Greg Moore, managing editor of the Boston Globe, becomes editor of the Denver Post, replacing Glenn Guzzo.

By Kathryn S. Wenner
Kathryn S. Wenner, a former AJR associate editor, is a copy editor at the Washington Post.     


After an eight-month courtship, Denver Post Publisher William Dean Singleton hires Boston Globe Managing Editor Greg Moore to replace Editor Glenn Guzzo.

"I wanted my own editor," says Singleton, who inherited Guzzo when he named himself publisher last year after the Post entered a joint operating agreement with the Denver Rocky Mountain News. (Singleton's MediaNews Group owns the Post.) "Glenn is a very good editor and a good person and a friend. What attracted me to Greg was that he was managing editor of what I consider to be one of the best regional papers in the country"--a category Singleton says he wants the Post to join.

Guzzo, 51, who spent six years as managing editor of the Akron Beacon Journal before former Post Publisher Gerald E. Grilly hired him in 1999, describes his departure as "really a mutual understanding about separation. There's really no animosity or controversy."

Moore, 47, says Singleton called him "out of the blue" last August. "He wasn't in a hurry. He wanted to gauge my interest." After Moore sent him a detailed critique last winter, Singleton took him to dinner and the talk started getting serious. On May 2, two-and-a-half weeks after telling Guzzo, Singleton announced the change to the staff, though he didn't reveal Moore's name until after it leaked the next day. The publisher said he and Guzzo "didn't share the same vision and the same pace for how to build the Post in the future," according to a May 3 Post story.

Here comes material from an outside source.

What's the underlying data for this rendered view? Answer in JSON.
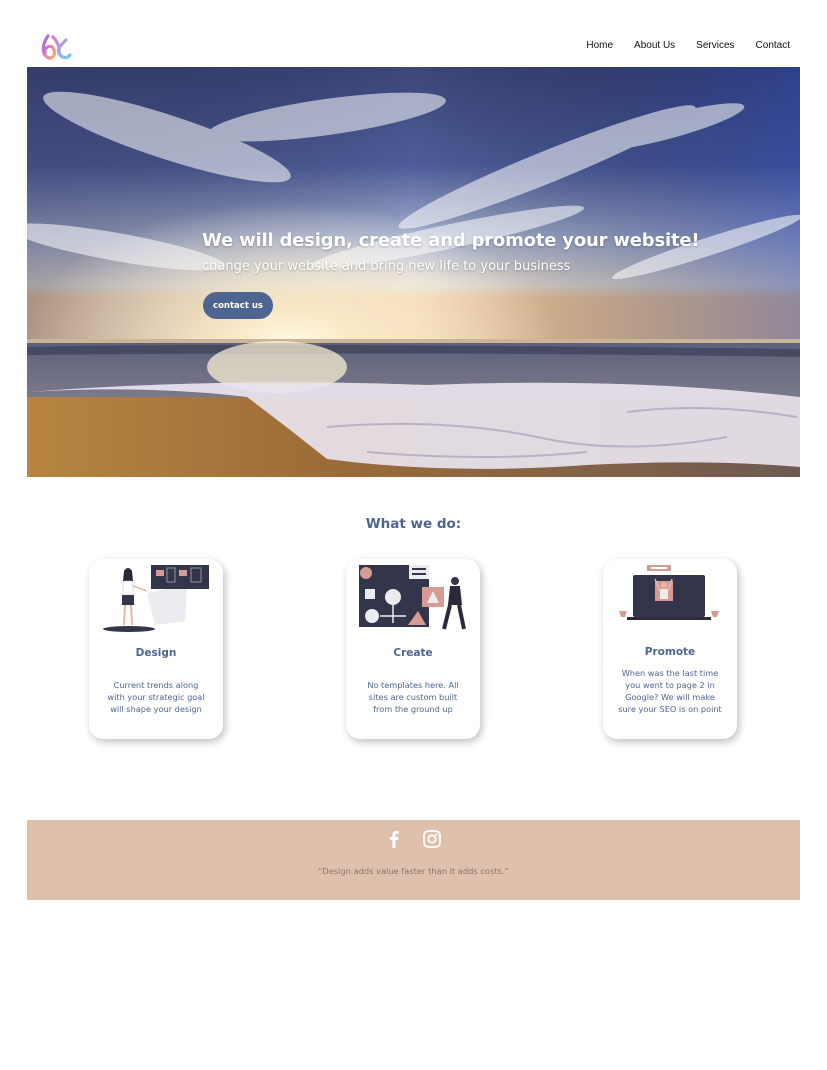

"We have had a pretty incredible amount of turnover in the top job," says Post reporter Mark Obmascik. "I've been here since 1985, and we've had nine editors.... Dean made a big point that he personally had hired Greg Moore and that he had spent a year looking for the right person. There's a lot of hope here that that means that Greg Moore is going to last here."

Managing editor of the Globe since July 1994, Moore had been at the paper 15 years when he was passed over a year ago for the editor's job, which went to Martin Baron. A native of Cleveland, Moore joined the Globe in 1986 after six years at the Plain Dealer, four in editing positions.

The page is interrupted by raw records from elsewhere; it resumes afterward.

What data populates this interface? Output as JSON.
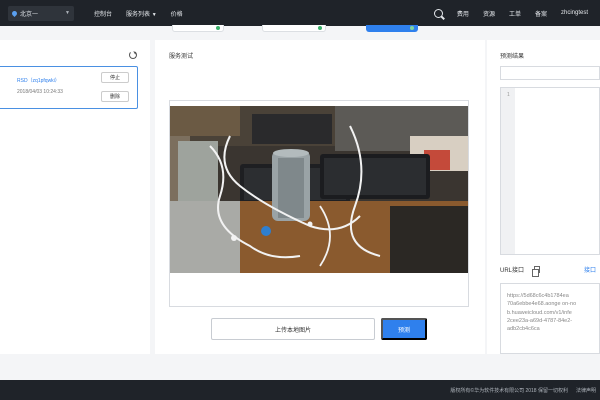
{
  "topbar": {
    "region": "北京一",
    "nav": [
      "控制台",
      "服务列表",
      "价格"
    ],
    "links": [
      "费用",
      "资源",
      "工单",
      "备案",
      "zhcingtest"
    ]
  },
  "left": {
    "card": {
      "name": "RSD（zq1pfqwki）",
      "time": "2018/04/03 10:24:33",
      "stop_label": "停止",
      "delete_label": "删除"
    }
  },
  "center": {
    "title": "服务测试",
    "upload_label": "上传本地图片",
    "predict_label": "预测"
  },
  "right": {
    "title": "预测结果",
    "line_number": "1",
    "url_label": "URL接口",
    "url_link": "接口",
    "url_lines": [
      "https://5d68c6c4b1784ea",
      "70a6ebbe4e68.aonge on-no",
      "b.huaweicloud.com/v1/infe",
      "2cee23a-a69d-4787-84e2-",
      "adb2cb4c6ca"
    ]
  },
  "footer": {
    "copyright": "版权所有©华为软件技术有限公司 2018 保留一切权利",
    "link": "法律声明"
  },
  "colors": {
    "topbar": "#1f2329",
    "accent": "#2f80ed",
    "background": "#f4f5f7"
  },
  "icons": [
    "location-pin-icon",
    "chevron-down-icon",
    "search-icon",
    "refresh-icon",
    "copy-icon",
    "status-dot-icon"
  ]
}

As one of the top three editors when Matthew V. Storin led the Globe, "Greg was considered to be the most approachable. He was very good at working the newsroom; he was very popular with the troops," says Dan Kennedy, media critic for the Boston Phoenix. Plus, "he was seen as having his finger on the pulse of the local coverage.... Boston loses but Denver gains."

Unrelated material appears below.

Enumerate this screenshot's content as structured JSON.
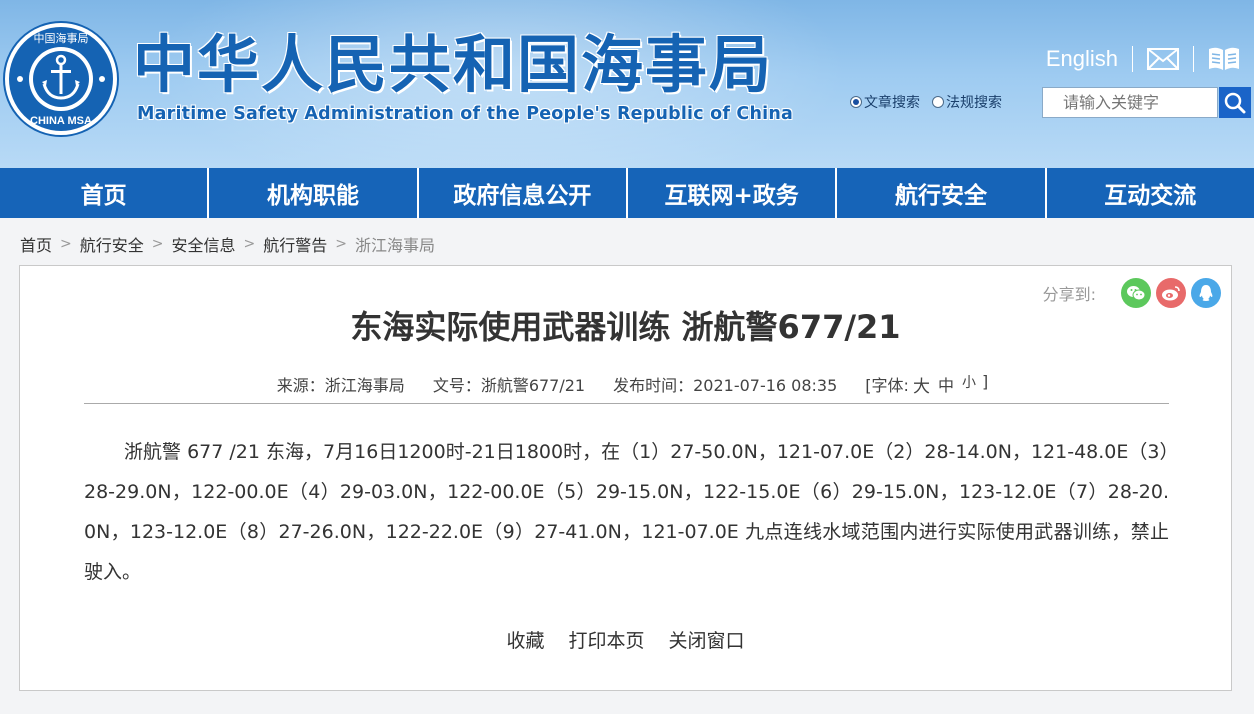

"I like Dean," Moore says. "I think he's really committed to doing what it takes" to build a strong regional paper--meaning he's willing to spend money on hiring more people, ramping up local coverage, making the paper "pop more from a design standpoint, to look different from day to day."

Moore's goal for some time has been to become the editor of a major newspaper, he says. "And now I am, and I'm really happy."